Descendents were in the midst of a five-day California tour that included stops in Santa Cruz, Fresno, San Diego and Ventura, but both members say returning to the South Bay to perform at a small venue is important to them and the region.
“These are the best shows,” Stevenson says. “When I’m on my deathbed thinking about all the memories in my life, it’s going to be in those little clubs. It’s not going to be playing some big, huge place. When I’m practicing and I visualize how it’s going to be when we get out there, all I’m thinking about is this little club. I’m not thinking about all the other bigger shows we have on the tour.”
“Plus, we don’t play Hermosa Beach very much,” Aukerman says. “The great thing about them resurrecting this club is that it’s so hard to get clubs to thrive in that area. We’ve only played there a few times, so every time we have a chance to play Hermosa, that’s going to be something we’re going to grab for sure.”
And grab they did. Last Tuesday’s 75-minute performance opened with “Everything Sux” and “Hope.” Stevenson asked the crowd if anyone in the audience grew up on his street and if they remembered local businesses and fishing boats while guitarist Stephen Egerton reminded the crowd that the tackle box store Stevenson referenced was owned by original Black Flag and Circle Jerks singer Keith Morris’ father.

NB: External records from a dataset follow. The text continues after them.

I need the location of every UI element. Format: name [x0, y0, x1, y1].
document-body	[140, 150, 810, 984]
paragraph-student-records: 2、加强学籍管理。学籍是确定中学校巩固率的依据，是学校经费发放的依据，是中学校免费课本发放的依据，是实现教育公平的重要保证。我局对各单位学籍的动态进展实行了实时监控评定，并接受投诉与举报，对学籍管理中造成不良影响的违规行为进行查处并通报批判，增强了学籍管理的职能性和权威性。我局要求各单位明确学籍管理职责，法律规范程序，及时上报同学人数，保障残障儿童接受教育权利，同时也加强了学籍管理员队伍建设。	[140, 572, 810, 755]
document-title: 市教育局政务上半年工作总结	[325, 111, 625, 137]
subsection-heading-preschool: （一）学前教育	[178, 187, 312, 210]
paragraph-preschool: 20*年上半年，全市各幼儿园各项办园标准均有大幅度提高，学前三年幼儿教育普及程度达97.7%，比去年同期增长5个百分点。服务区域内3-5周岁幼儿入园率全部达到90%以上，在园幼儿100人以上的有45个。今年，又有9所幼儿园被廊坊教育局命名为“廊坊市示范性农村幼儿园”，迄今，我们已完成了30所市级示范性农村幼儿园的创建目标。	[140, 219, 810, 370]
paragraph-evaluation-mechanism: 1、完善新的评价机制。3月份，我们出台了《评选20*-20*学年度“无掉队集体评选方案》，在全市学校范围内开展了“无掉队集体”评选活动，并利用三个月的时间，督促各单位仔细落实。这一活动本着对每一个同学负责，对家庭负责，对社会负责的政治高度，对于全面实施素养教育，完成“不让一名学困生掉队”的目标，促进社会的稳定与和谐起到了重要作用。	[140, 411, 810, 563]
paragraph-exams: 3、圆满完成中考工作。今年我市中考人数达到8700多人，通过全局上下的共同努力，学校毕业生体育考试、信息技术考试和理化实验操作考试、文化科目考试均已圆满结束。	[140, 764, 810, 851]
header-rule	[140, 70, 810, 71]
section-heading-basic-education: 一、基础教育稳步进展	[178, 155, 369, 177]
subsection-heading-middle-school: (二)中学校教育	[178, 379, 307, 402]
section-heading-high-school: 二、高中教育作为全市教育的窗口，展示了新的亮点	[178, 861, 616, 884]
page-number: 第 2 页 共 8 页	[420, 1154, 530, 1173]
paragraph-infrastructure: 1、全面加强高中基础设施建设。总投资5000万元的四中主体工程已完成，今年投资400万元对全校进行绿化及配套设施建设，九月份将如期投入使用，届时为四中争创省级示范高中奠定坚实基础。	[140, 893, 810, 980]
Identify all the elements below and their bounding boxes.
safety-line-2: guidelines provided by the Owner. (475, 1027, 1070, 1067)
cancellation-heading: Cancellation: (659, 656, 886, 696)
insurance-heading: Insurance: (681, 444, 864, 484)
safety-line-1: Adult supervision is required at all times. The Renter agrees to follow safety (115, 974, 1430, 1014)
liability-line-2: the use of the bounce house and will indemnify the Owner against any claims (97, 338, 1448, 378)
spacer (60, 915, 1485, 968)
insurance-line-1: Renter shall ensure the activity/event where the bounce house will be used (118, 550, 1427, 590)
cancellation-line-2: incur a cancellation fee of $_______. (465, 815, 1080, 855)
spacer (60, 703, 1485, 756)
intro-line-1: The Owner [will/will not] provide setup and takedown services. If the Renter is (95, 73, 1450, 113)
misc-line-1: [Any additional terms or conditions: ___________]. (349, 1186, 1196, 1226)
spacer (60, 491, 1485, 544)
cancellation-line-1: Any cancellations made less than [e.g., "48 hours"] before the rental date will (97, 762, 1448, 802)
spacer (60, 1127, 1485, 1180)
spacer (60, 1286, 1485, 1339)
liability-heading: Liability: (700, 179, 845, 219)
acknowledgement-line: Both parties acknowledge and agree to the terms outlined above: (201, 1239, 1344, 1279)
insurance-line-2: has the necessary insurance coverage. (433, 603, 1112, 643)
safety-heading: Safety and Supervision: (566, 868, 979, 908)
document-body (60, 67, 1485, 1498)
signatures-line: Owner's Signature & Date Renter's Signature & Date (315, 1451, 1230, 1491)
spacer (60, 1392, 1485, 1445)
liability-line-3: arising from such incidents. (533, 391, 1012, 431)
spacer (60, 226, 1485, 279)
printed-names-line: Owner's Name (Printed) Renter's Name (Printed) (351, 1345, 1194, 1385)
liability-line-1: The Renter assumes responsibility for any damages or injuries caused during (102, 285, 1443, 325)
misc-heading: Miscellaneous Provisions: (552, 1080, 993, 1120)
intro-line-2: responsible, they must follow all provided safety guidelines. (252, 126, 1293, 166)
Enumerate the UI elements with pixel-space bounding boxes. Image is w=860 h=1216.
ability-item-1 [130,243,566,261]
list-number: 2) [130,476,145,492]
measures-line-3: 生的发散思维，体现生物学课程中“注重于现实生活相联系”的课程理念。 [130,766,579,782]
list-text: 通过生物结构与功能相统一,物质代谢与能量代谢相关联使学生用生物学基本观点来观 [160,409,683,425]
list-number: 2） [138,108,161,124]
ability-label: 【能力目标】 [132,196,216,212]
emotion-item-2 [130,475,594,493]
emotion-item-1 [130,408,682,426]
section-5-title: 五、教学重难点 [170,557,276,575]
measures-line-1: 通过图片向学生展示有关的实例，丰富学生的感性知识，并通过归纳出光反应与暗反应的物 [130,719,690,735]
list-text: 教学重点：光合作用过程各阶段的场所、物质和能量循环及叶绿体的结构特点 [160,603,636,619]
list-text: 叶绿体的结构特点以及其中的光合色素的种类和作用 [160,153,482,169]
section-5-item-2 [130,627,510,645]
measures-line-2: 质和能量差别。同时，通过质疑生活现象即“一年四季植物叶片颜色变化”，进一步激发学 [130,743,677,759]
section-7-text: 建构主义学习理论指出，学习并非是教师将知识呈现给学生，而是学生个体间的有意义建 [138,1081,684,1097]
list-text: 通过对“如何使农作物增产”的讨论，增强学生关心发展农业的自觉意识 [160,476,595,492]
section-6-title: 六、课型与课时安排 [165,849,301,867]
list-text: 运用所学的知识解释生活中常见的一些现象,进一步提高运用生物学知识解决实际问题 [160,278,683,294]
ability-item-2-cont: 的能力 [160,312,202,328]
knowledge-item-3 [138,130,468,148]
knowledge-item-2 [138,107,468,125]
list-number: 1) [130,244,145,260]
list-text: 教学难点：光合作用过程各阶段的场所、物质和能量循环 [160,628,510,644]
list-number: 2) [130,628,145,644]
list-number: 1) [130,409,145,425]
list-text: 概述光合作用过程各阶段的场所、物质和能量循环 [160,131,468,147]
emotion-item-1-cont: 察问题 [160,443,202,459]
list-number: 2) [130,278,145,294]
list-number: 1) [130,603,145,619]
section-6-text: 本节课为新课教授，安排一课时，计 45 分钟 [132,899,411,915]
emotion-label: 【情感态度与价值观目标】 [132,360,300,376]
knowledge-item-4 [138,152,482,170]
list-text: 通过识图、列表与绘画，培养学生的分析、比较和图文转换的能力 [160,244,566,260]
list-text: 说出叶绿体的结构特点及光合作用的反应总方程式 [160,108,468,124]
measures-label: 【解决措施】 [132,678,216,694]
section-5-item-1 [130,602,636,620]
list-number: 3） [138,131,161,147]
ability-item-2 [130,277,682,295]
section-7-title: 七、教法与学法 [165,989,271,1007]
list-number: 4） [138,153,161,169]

The show also featured Aukerman noting his children on the dancefloor and bassist Karl Alvarez’s t-shirt that read “The Last,” a Hermosa Beach band that influenced the early Descendents sound best known for its 1978 single “She Don’t Know Why I’m Here.” Descendents performed again at the club the following night during which Stevenson’s son Miles played guitar on “Without Love” and Aukerman dueted on ukulele with his daughter Claire Andreasen on vocals for a cover of Blondshell’s “Salad.”
In November, Descendents headlined two nights at the 800-capacity Glass House in Pomona and has been atop the bill atthe Hollywood Palladium on multiple occasions. While playing a 290-capacity show in their hometown is special for the band, the show is also part of Saint Rocke’s strategy to get more bands to perform in the South Bay.
“It’s the hope that we can get underplays, tour kickoffs, warmup shows, that type of thing,” Little says. “Agents I know never thought of putting bands over there. I want to be a legitimate venue that people consider as another spot on the run.”